- Porter Springs Porter Springs
- Coordinates: 31°16′15″N 95°36′33″W﻿ / ﻿31.27083°N 95.60917°W
- Country: United States
- State: Texas
- County: Houston
- Elevation: 338 ft (103 m)
- Time zone: UTC-6 (Central (CST))
- • Summer (DST): UTC-5 (CDT)
- Area code: 936
- GNIS feature ID: 1365610

= Porter Springs, Texas =

Porter Springs, also known as Porter's Springs, is an unincorporated community in Houston County, Texas, United States. According to the Handbook of Texas, the community had a population of 50 in 2000.

==History==
Just before the Civil War, Porter Springs became populated. The Bethlehem Baptist Church, the first church, was established before 1877. In 1895, a post office bearing the name of the postmaster, James McIntosh Porter, was created.

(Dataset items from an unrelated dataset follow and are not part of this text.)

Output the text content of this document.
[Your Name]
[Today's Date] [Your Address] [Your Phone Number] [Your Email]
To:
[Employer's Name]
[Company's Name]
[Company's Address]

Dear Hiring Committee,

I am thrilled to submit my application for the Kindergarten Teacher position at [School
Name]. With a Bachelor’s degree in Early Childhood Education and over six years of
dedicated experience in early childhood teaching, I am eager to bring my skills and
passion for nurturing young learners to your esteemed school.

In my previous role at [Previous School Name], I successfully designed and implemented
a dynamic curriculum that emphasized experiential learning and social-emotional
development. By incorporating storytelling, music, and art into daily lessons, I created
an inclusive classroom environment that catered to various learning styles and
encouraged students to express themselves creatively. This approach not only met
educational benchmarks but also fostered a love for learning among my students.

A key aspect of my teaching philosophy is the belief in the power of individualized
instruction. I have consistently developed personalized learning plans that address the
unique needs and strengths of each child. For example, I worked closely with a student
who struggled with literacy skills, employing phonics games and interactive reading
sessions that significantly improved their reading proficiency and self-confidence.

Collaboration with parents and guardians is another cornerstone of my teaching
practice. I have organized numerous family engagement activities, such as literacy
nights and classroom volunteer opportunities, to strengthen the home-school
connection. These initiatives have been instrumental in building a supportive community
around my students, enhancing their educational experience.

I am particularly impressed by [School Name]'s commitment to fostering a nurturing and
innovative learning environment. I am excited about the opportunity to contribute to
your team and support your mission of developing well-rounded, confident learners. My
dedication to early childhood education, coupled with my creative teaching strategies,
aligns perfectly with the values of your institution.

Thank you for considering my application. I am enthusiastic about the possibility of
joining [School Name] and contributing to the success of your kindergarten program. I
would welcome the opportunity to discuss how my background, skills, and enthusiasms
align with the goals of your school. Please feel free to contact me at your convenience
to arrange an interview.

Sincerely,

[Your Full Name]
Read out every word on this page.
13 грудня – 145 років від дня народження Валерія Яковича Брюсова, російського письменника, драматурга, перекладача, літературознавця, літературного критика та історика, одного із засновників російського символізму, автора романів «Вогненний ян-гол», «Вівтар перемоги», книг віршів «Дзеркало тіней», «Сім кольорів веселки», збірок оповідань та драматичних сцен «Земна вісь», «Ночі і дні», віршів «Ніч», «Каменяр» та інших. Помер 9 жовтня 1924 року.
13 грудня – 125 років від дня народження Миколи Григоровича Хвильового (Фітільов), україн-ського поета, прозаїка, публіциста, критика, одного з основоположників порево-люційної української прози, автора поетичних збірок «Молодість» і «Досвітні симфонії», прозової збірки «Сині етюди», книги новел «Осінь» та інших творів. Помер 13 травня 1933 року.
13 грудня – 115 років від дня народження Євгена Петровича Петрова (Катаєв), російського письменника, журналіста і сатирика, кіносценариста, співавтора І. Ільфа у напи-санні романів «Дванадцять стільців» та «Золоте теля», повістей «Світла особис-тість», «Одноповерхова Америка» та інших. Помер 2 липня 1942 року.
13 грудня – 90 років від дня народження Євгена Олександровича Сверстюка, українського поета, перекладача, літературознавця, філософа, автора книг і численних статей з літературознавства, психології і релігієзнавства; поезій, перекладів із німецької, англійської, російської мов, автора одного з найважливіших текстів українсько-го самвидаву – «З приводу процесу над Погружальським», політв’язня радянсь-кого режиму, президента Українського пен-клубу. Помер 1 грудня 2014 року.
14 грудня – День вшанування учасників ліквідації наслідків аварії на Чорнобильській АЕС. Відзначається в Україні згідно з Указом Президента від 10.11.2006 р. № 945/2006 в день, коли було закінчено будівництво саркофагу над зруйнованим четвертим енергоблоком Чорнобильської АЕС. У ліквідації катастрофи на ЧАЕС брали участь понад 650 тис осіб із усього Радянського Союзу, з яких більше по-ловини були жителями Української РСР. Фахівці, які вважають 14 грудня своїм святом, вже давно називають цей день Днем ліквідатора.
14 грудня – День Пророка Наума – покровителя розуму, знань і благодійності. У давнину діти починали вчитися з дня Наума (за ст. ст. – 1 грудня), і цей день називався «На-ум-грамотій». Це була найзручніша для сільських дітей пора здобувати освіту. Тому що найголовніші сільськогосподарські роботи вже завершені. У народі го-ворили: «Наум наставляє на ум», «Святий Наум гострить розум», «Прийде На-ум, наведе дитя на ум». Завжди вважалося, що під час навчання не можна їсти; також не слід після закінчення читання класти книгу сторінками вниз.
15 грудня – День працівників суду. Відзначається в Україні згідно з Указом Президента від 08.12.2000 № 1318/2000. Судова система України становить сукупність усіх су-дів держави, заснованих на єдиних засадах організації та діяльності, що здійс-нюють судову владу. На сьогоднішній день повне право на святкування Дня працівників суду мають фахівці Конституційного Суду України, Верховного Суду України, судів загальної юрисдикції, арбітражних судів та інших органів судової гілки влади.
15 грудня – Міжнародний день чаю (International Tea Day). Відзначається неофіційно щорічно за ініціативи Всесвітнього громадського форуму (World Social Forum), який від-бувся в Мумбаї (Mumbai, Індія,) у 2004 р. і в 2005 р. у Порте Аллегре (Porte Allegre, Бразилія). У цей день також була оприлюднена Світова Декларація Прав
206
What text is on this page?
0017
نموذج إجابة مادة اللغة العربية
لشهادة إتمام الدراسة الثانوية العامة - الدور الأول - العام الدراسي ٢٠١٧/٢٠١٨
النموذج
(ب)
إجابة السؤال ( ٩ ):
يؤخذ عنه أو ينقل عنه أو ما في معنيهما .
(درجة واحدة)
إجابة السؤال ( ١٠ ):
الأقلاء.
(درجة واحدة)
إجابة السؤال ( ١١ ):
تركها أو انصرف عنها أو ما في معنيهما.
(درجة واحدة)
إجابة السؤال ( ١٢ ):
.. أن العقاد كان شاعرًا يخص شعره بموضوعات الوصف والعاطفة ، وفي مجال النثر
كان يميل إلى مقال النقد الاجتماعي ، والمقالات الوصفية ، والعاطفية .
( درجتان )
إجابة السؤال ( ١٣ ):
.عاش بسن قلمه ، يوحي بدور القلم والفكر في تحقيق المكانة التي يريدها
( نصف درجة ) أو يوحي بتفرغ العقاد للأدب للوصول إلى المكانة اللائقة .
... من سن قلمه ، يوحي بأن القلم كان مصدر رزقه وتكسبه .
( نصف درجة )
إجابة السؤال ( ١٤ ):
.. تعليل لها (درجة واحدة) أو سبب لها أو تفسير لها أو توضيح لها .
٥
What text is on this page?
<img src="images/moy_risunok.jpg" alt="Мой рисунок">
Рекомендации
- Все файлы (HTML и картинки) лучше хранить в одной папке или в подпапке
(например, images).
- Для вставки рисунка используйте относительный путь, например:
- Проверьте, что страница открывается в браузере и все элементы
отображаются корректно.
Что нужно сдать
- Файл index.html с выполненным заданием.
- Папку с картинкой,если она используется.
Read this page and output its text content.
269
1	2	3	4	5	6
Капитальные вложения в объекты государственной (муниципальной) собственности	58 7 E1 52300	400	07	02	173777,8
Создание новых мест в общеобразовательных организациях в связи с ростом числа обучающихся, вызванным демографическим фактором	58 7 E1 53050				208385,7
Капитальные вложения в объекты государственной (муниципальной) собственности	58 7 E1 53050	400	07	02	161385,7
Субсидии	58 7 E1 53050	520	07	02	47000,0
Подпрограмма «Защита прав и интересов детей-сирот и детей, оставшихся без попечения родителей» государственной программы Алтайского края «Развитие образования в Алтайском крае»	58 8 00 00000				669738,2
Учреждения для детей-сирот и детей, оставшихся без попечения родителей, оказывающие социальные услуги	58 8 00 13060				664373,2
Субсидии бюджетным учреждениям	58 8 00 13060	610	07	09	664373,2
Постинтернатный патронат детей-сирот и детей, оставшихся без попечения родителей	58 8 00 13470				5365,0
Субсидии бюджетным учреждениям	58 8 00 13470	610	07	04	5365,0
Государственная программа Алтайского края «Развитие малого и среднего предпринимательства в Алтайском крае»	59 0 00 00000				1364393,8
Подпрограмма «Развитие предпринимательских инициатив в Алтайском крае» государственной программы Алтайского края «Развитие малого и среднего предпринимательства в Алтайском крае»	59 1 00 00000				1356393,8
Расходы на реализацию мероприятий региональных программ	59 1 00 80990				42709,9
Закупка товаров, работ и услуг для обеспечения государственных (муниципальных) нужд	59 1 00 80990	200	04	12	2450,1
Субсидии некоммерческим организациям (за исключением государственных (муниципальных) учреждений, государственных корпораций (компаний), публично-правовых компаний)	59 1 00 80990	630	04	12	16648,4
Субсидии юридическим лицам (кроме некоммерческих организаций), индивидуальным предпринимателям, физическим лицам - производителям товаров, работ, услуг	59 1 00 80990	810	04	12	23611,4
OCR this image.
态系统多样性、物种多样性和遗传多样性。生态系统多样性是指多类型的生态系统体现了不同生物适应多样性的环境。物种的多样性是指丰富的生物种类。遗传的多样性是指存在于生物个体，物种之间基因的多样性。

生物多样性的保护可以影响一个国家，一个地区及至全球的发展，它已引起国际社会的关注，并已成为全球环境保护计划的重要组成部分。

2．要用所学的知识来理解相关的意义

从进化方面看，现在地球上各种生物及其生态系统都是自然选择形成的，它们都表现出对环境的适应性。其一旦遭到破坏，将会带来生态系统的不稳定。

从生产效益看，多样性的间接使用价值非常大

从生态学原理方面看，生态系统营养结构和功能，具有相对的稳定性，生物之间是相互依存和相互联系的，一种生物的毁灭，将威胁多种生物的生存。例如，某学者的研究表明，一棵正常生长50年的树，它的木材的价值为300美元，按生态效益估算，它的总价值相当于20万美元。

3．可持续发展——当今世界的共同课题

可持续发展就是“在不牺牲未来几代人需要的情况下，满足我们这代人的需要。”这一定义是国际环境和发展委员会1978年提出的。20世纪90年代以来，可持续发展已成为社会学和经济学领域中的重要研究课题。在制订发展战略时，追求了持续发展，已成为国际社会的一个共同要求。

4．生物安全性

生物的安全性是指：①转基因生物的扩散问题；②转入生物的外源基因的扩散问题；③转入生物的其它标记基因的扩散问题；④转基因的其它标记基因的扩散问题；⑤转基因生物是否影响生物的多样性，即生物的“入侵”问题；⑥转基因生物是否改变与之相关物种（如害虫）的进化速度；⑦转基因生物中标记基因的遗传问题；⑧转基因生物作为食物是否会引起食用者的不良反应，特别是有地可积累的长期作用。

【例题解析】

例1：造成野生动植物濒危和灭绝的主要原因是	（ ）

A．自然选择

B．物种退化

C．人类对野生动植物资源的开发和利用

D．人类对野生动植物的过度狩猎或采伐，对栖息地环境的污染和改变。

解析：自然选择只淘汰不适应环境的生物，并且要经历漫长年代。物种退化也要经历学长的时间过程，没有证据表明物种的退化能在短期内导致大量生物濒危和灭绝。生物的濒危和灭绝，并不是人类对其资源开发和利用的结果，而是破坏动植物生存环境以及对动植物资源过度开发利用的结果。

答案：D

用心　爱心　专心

There were two churches, a general store, a cotton gin, a drugstore, and an estimated fifty people living in Porter Springs by 1896. Porter Springs had three churches and many businesses in the middle of the 1930s; fifty people were reportedly living there in 1936. Up to 1990, the population was listed as fifty. Early in the 1990s, Porter Springs was a dispersed rural town with a few homes, three churches, and a cemetery. In 2000, the population was unchanged.

==Geography==
Porter Springs is located at the intersection of Farm to Market Roads 2967 and 132, 10 mi southwest of Crockett in western Houston County.

==Education==
The first school in the community was established around 1870. It continued to operate in 1896. The settlement then had separate schools for Black and White students in the mid-1930s. It closed sometime after World War II, but Porter Springs had a high school and an elementary school in the early 1990s. Today, the community is served by the Crockett Independent School District.